2. The method as in claim 1, wherein the metadata is at least one of lighting information, geometry information and object information.

3. The method as in claim 1, further comprising rendering the single three-dimensional image in a predetermined format (218).

4. The method as in claim 3, further comprising associating output metadata with the rendered three-dimensional image (218).

5. The method as in claim 4, wherein the predetermined format is a stereo image pair with left and right eye views, wherein the output metadata is an interocular distance between the left and right eye views of the stereo image pair.

6. The method as in claim 1, wherein each of the at least two acquired three-dimensional images is one of a stereo image pair with left and right eye views, a single eye view image with a depth map corresponding to the view, a three-dimensional model for a computer graphic object, and a two-dimensional foreground or background plate.

7. The method as in claim 3, further comprising modifying at least one attribute of the metadata of the at least two three-dimensional images (210, 212).

8. The method as in claim 1, wherein the step of obtaining metadata includes extracting the metadata from the at least two three-dimensional images.

9. The method as in claim 1, wherein the obtaining metadata includes receiving the metadata from at least one external source.

10. A system (100) for compositing three-dimensional images comprising:
means for acquiring at least two three-dimensional images;
an extractor (116, 118) configured for obtaining metadata relating to the at least two three-dimensional images;
a coordinate mapper (120) configured for mapping the metadata of the at least two three-dimensional images into a single three-dimensional coordinate system; and a compositor (114) configured for compositing a portion of each of the at least two three-dimensional images into a single three-dimensional image.

11. The system (100) as in claim 10, further comprising a renderer (122) configured for rendering the single three-dimensional image in a predetermined format.

12. The system (100) as in claim 11, wherein the compositor (114) is further configured for associating output metadata with the rendered three-dimensional image.

13. The system (100) as in claim 10, wherein the metadata is at least one of lighting information, geometry information, and object information.

14. The system (100) as in claim 10, further comprising a color corrector (119) configured for modifying at least one attribute of the metadata of the images.

15. The system (100) as in claim 10, wherein the extractor further comprises a light extractor (116) configured for determining a light environment of the at least two three-dimensional images.

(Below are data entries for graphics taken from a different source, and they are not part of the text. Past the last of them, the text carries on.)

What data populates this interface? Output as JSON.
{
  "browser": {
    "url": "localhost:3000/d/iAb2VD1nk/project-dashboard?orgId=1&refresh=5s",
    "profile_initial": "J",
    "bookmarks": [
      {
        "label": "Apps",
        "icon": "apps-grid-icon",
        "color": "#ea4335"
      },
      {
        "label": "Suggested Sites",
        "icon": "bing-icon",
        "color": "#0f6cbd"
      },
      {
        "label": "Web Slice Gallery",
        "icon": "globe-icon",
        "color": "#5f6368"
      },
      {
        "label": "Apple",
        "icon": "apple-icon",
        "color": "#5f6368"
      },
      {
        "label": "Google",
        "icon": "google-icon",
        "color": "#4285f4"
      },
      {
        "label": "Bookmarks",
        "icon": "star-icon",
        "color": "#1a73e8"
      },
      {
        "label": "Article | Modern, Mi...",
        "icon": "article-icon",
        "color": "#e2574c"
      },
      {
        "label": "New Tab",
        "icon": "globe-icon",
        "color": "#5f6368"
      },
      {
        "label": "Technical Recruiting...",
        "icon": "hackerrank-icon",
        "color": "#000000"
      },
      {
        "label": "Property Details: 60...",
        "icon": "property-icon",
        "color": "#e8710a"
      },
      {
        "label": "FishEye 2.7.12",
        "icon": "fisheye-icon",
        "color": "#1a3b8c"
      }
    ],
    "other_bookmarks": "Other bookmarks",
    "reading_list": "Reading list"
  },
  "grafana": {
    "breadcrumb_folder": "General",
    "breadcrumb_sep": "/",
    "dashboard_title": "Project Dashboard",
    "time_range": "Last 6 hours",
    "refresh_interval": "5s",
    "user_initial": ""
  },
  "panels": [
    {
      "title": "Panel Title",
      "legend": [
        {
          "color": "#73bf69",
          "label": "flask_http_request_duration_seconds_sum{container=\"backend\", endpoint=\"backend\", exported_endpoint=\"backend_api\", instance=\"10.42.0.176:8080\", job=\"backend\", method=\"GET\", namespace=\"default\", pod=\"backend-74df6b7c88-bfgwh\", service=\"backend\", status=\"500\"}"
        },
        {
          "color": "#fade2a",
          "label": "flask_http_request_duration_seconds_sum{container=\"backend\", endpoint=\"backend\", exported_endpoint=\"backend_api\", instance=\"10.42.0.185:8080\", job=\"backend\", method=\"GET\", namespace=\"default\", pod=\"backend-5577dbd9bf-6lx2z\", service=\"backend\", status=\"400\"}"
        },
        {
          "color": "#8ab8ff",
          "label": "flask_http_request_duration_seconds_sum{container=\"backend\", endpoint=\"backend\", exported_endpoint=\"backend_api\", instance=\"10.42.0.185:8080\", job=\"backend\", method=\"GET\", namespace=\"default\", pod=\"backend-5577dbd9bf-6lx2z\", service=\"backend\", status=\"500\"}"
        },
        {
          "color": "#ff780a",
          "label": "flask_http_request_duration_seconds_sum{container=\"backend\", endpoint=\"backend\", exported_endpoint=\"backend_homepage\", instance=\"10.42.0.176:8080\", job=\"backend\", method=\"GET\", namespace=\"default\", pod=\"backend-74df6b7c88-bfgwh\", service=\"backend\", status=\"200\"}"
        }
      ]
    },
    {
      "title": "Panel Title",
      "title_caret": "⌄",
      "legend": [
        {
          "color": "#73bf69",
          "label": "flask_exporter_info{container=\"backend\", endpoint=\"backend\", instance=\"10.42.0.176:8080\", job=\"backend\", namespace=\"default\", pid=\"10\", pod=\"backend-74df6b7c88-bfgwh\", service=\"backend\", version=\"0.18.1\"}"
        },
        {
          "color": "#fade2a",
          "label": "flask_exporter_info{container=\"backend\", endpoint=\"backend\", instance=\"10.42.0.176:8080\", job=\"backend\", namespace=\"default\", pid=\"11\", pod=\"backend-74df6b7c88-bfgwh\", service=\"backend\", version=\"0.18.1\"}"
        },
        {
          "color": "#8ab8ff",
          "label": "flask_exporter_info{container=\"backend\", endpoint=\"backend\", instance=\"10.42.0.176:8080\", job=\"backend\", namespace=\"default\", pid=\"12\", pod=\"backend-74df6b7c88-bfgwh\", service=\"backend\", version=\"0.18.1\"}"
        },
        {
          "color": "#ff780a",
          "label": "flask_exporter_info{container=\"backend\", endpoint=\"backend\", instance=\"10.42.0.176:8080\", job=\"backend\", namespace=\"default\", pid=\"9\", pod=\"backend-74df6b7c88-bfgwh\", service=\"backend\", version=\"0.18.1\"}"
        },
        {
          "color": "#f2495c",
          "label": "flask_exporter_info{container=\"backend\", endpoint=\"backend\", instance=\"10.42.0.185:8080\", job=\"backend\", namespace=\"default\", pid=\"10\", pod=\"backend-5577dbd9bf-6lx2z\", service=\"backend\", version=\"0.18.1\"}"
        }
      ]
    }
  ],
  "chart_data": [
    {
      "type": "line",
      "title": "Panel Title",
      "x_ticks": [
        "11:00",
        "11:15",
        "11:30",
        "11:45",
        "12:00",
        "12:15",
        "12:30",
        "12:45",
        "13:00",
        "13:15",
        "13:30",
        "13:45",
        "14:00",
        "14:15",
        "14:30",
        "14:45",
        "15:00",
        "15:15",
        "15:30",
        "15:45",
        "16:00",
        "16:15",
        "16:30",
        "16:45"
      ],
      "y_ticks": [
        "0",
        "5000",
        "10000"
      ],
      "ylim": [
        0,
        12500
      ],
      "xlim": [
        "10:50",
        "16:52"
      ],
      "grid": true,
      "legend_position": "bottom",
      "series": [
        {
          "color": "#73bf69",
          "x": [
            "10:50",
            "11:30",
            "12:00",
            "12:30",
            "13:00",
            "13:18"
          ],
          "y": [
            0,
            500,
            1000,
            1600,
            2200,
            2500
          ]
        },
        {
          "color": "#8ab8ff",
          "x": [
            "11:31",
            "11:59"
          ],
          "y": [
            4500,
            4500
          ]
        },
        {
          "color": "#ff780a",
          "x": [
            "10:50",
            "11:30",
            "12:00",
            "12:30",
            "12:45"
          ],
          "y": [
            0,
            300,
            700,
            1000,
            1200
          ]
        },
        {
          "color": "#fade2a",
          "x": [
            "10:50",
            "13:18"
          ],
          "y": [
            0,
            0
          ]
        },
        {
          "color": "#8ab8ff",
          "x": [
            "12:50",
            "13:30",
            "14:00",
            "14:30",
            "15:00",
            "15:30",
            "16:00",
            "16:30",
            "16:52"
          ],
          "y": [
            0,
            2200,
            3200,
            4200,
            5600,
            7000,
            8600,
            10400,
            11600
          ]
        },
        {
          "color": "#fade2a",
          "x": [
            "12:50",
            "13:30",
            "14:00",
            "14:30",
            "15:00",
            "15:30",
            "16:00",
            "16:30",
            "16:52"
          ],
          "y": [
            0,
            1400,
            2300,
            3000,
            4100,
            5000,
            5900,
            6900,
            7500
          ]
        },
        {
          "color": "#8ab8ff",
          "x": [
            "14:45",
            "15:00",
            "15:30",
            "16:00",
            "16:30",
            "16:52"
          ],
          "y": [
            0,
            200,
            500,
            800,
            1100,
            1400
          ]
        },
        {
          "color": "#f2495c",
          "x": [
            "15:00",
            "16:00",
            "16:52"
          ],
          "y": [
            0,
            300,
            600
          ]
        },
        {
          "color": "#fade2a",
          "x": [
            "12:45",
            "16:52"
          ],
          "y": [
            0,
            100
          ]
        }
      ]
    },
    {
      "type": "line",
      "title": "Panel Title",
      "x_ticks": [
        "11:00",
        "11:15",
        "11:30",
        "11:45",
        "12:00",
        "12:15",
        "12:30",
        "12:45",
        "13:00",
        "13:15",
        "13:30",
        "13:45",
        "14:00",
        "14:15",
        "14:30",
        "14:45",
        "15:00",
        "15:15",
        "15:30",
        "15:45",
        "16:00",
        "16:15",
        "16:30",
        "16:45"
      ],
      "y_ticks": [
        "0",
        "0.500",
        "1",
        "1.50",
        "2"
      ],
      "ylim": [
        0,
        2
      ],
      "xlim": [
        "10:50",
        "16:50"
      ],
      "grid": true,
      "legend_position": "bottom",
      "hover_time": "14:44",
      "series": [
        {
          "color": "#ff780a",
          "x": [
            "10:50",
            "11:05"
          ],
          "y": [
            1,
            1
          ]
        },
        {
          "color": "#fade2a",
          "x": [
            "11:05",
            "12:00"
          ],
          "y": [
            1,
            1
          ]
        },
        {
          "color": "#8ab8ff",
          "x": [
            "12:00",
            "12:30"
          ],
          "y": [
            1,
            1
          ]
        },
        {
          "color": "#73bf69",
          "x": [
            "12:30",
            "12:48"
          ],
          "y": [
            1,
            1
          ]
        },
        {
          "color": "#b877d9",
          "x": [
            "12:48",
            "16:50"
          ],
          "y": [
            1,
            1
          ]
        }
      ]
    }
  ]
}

16. The system (100) as in claim 10, wherein the extractor further comprises a geometry extractor (118) configured for determining geometry of an object in the at least two three-dimensional images.

17. The system (100) as in claim 10, wherein the extractor (116, 118) is further configured to receive the metadata from at least one external source.

18. A program storage device readable by a machine, tangibly embodying a program of instructions executable by the machine to perform method steps for compositing three-dimensional images, the method comprising:

acquiring at least two three-dimensional images (202, 204);
obtaining metadata relating to the at least two three-dimensional images (206, 208);

mapping the metadata of the at least two three-dimensional images into a single three-dimensional coordinate system;
compositing a portion of each of the at least two three-dimensional images into a single three-dimensional image (214); and rendering the single three-dimensional image in a predetermined format (218).

19. The program storage device as in claim 18, wherein the metadata is at least one of lighting information, geometry information, and object information.

20. The program storage device as in claim 18, wherein the method further comprises associating output metadata with the rendered three-dimensional image (218).